Staying up to date with Apache Spark, thanks to Universal Spark
By Thibaut Gourdel & Visaya Saignasith
Apache Spark has been around for more than a decade — and quickly became the de-facto open-source framework for any large-scale processing and advanced analytics. Today Apache Spark is used to process large volumes of data for all kinds of big data and machine learning tasks, from developing new products to detecting fraud.
But even with all that power, it can be difficult to make the most of the ever-changing Apache Spark technology. That’s why we are so excited to announce Universal Spark, Talend’s answer to keeping pace with one of the world’s most popular open-source solutions.
The A-B-Cs of Apache Spark
One of the key capabilities of Apache Spark is its ability to distribute processing tasks to clusters of machines, making it possible to significantly scale advanced analytics efforts. It’s in this context that Talend has integrated Apache Spark core libraries, making it possible for our customers to turn on large-scale ETL use cases, and still allow for various deployment options.
Apache Spark can operate in a standalone cluster mode that runs on a single machine of your choice. This method is appropriate for limited processing tasks and testing purposes. However, for larger volumes and production tasks, the likelihood is that Spark tasks will be deployed on on-prem clusters or managed services such as Cloudera, Amazon EMR, Google Dataproc, Azure Synapse, and Databricks.
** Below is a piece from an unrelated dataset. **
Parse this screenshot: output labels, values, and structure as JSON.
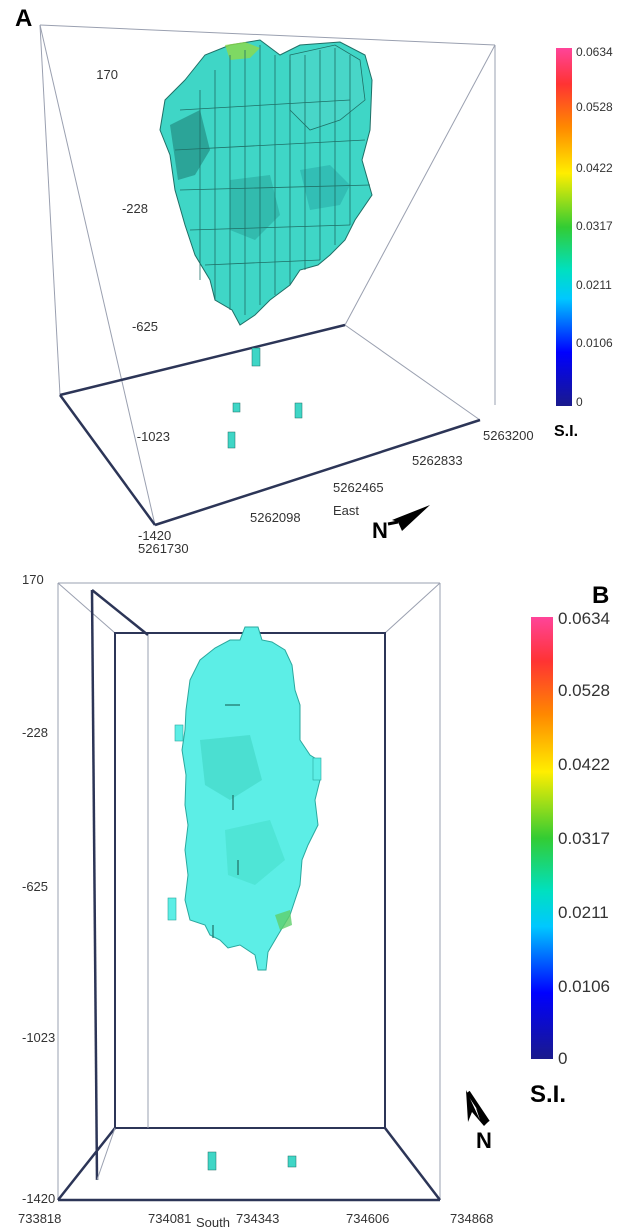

Those vendors provide data platform products that feature a mix of open-source and proprietary technologies to streamline clusters management, orchestration, and job deployment on Spark clusters — thus removing the complexity and the cost to manage such infrastructure.
As one of the key distributed processing frameworks, Apache Spark is backed by a strong open-source community and new releases are frequently introduced. Apache Spark has continually expanded its footprint over the years, adding streaming data processing, machine learning, graph processing, and support for SQL among other features.
How can you keep up?
The cadence of Apache Spark releases can be challenging for data teams and vendors alike. The pain of misalignment between different data vendors, data platforms, and data teams can be very real, slowing down new initiatives and delaying the desired business outcomes.
To address this challenge, Talend 8 has introduced a new Universal Spark capability. Universal Spark’s benefits are twofold:
- First, this mechanism allows Talend to be generically compatible with all the releases for a same big data platform distribution and major Spark version.
- Second, because of this standardization, new Spark releases are more easily integrated with the Talend platform, speeding up the support of new version.
Data teams will benefit from the flexibility of developing Spark jobs once and deploying them on any data platforms accelerating cloud migration efforts. Universal Spark also provides them with access to the latest and greatest Spark improvements and upgrades faster, leading to unlocking more innovation.
Talend supports Universal Spark with versions 3.0.x/3.1.x/3.2.x/3.3.x, providing a path to the latest Spark clusters for Databricks, AWS EMR, Cloudera CDP, and Google Dataproc runtimes. Moving forward, Talend guarantees to stay up to date with the latest Apache Spark version on all major data platforms to support our customers in their data management strategy and modernization for advanced analytics.